Budaya menggunakan (baca : memperlakukan guru sebagai. pen) alat yang seringkali dipaksakan itu juga berimplikasi pada kesalahan pemerintah berikutnya, yaitu kelalaian dalam me-maintaine para generasi Umar Bakrie ini. Kegiatan-kegiatan training, penataran, workshop, dan apapun istilah lainnya sangat minim sekali. Sudah menjadi rahasia para guru, bahwa yang dapat menikmati suguhan upgrading tersebut hanyalah segelintir dari mereka. Diutamakan yang dapat bekerjasama dengan pimpinan atau dianggap berprestasi “di mata” atasan. Sudah dapat ditebak, yang dapat mengikuti sertifikasi dengan baik dan benar juga akan menjadi sedikit saja. Sementara kuota yang demikian besar membuat, lagi-lagi, menyediakan celah penyimpangan. Terjadilah pemalsuan sertifikat, berkas-berkas terkait, data-data dan sebagainya.

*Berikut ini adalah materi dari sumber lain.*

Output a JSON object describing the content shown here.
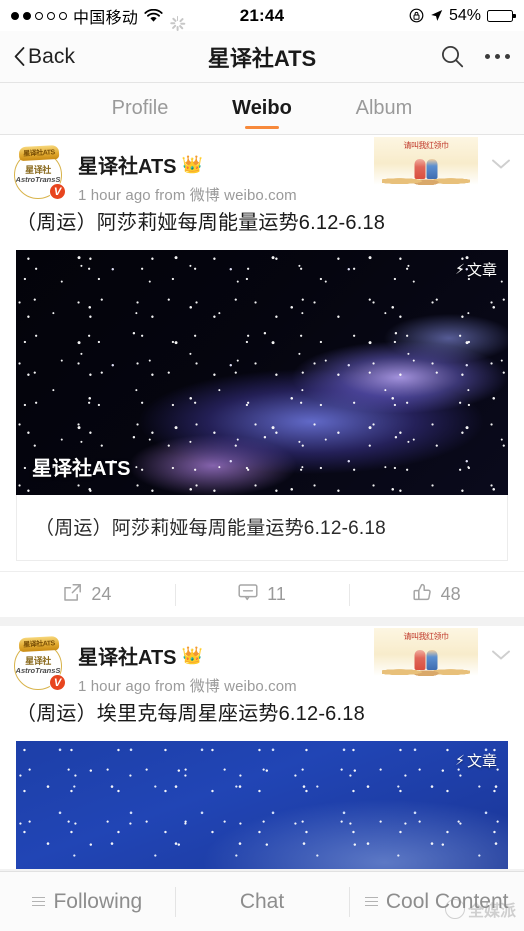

Kesalahan ke dua juga dikuatkan oleh proses upgrading yang sering tidak tepat tujuan. alih-alih meningkatkan empat kompetensi guru sebagaimana amanat Undang-undang Guru dan Dosen No. 14 Tahun 2005 Pasal 10 tentang kompetensi guru dan pasal 32 tentang pembinaan dan pengembangan, maka yang terjadi adalah lebih banyak menguatkan kompetensi profesional yang lebih bersifat managerial kelas dan administratif. Kompetensi lain yang meliputi paedagogis, kepribadian dan sosial nyaris diabaikan. Pengembangan kompetensi tersebut hanya dilakukan dalam bentuk himbauan atau ceramah saja. Inilah kesalahan ke tiga dari pemerintah. Dari situasi ini nampak jelas, bahwa pemerintah belum sepenuhnya – kalau tak dibilang belum sama sekali – menyiapkan karakter guru berkualitas sebagaimana mestinya. Ujug-ujug sertifikasi dengan pendekatan penilaian portofolio. Character building belum terbentuk, kesalehan belum diwujudkan namun pemerintah sudah mengiming-iming para guru dengan tunjangan profesi pendidik sebesar satu kali gaji pokok sebagaimana tertera pada Peraturan Menteri No 18 Tahun 2007 Tentang Sertifikasi Bagi Guru pasal 6. Terjadilah kecurangan, kebohongan sekaligus pembodohan.

Menurut hemat kami, ini adalah bentuk lain terjadinya pelanggaran hak asasi manusia. Dengan beban kerja yang sudah cukup lama dan berat, para guru juga harus melalui serangkaian proses yang secara tidak sadar cukup menyakitkan bahkan cenderung melecehkan harkat dan martabatnya untuk memenuhi kebutuhan hidup atau “program kesejahteraan guru”. Mungkin saja perilaku di atas hanya terjadi pada daerah atau orang perorangan, namun faktanya hal tersebut telah terendus oleh intern kalangan guru dan khalayak luas. Menjadi maklum karenanya manakala terjadi “friksi” antar guru dan (menimbulkan) pandangan negatif bagi profesi guru.

Selayaknya pemerintah memperhatikan dan berhati-hati terhadap fakta-fakta efek negatif yang terjadi akibat kebijakan sertifikasi guru yang belum dipersiapkan secara matang tersebut. Sebagai manusia melakukan kesalahan adalah satu hal yang wajar, namun sebagai penguasa, melakukan kesalahan sekecil apapun adalah hal yang dzalim. Wallahu’alam.